On ne va pas le nier, il y a un énorme problème, mais la Belgique en tant que telle n’est pas un pays corrompu. Ce qui est évident, c’est qu’il y a des risques importants et, l’actualité le démontre, on est en train de glisser très fort vers quelque chose de plus grave, rendant effectivement la justice de plus en plus impuissante. Le problème en Belgique – et là, Michel Claise a raison –, c’est que cela fait maintenant vingt-cinq ans que la justice est défaussée, vidée de ses moyens. L’apothéose, c’était en 2014 lorsque le gouvernement de Michel Ier a décidé de couper tous les budgets fédéraux de 25 % dans le cadre de la sixième réforme de l’État. En gros, on a dit à l’État fédéral “vous devez continuer à assurer notre sécurité et notre justice, mais on ne vous paiera pas pour le faire. L’argent que vous récoltez sera utilisé ailleurs”. Le drame, aujourd’hui, c’est que les conséquences de cet appauvrissement de l’appareil judiciaire sont visibles, facilitant la présence des mafias et de la corruption.
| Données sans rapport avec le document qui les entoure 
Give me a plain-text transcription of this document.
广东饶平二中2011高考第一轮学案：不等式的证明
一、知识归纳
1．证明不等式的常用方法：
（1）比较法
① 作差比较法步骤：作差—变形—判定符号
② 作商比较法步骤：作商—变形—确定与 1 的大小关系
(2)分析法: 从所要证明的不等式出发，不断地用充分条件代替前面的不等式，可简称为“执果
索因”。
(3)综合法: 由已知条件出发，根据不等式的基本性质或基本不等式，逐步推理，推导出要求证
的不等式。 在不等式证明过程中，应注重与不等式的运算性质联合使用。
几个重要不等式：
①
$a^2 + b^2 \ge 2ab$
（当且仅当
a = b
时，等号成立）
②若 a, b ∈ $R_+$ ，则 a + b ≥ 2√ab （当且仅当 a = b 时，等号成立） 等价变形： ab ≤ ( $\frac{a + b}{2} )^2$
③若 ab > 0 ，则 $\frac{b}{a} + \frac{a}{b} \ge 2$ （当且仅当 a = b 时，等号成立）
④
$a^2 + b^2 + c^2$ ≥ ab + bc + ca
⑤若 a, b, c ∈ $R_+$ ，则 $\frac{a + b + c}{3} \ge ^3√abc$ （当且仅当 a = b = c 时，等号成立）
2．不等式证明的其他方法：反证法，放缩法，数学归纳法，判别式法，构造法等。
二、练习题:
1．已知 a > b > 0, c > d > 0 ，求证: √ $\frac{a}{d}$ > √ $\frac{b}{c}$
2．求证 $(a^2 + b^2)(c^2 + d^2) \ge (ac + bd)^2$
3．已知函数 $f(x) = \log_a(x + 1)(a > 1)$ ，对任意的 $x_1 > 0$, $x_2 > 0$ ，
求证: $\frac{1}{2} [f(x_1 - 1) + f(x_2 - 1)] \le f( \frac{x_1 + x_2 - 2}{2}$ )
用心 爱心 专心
Avec un léger sentiment d’impunité qui plane.
Ce constat quant à l’appauvrissement du système judiciaire et ses conséquences, c’est un problème pointé à de nombreuses reprises par le monde judiciaire. Des choses ont été faites pour améliorer la situation, non ?
Effectivement, c’est un refrain connu, mais qui, peut-être, n’est pas assez entendu. Pourtant, il n’y a pas qu’au sein du monde judiciaire qu’on le répète. En 2015, le Greco (groupe d’États contre la corruption) a averti que la Belgique est un pays à risque de corruption et a appelé à agir. Le Gafi (groupe d’actions financières) a dit la même chose en évaluant la Belgique en matière de blanchiment d’argent. Vous me direz que le blanchiment, ce n’est pas de la corruption, sauf que les deux sont très souvent liés. Ce qui a été dénoncé, c’est que la Belgique ne met pas assez de moyens, ni structurels ni financiers, pour lutter contre ces deux phénomènes, essentiels pour mettre à mal les organisations criminelles qui sont, osons le dire, des systèmes mafieux. Car cela ne vous a pas échappé, la Belgique a un problème mafieux aujourd’hui. L’actualité au Parlement européen le démontre, les affaires de narcotrafiquants également. Alors oui, un certain nombre de mesures ont été prises, mais force est de constater que cela n’était pas suffisant. Il y a des magistrats qui sont, aujourd’hui, sous protection policière et ça, cela n’est jamais arrivé en Belgique. On a des ministres menacés et ça aussi, ce n’est pas anodin et cela dit beaucoup du climat, de la menace des réseaux criminels qui sévissent.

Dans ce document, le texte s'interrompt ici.